An Australian Navy ship has seized a huge cache of weapons near Oman’s coast from a fishing vessel bound for Somalia, the navy said on Monday, exposing a possible violation of a United Nations Security Council (UNSC) arms embargo against Somalia.

The UN has a decade-long arms embargo in place against the terrorism riddled country, which has experienced conflict since a civil war broke out in 1991.

The Australian navy, which patrols waters around the Indian Ocean as part of an international maritime force, said it had seized nearly 2,000 AK-47 rifles, 100 rocket-propelled grenade launchers, 49 PKM machine guns, 39 PKM spare barrels and 20 mortar tubes from the fishing vessel.

“The weapons were seized under United Nations sanctions, which authorise interdiction on the high seas of illicit weapons destined for Somalia,” the navy said in a statement.

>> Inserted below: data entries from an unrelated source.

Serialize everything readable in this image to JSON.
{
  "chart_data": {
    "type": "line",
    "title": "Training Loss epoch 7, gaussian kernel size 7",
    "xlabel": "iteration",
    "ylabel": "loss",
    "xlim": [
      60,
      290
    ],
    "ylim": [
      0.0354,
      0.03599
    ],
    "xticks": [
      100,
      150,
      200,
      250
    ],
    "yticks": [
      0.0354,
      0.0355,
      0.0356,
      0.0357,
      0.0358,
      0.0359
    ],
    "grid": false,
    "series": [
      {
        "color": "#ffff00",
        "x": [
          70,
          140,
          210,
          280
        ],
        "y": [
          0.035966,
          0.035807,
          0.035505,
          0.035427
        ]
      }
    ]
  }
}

In 2013, the UNSC eased some of the embargo restrictions, allowing the Western-backed government in Mogadishu to buy light weapons to bolster its armed forces battle against al-Shabaab insurgents.

The Australian Navy did not indicate who was the intended recipient of the weapons, which were found hidden under fishing nets. As well as al Shabaab, some regional states in Somalia operate and equip their own militias without the approval of the central government.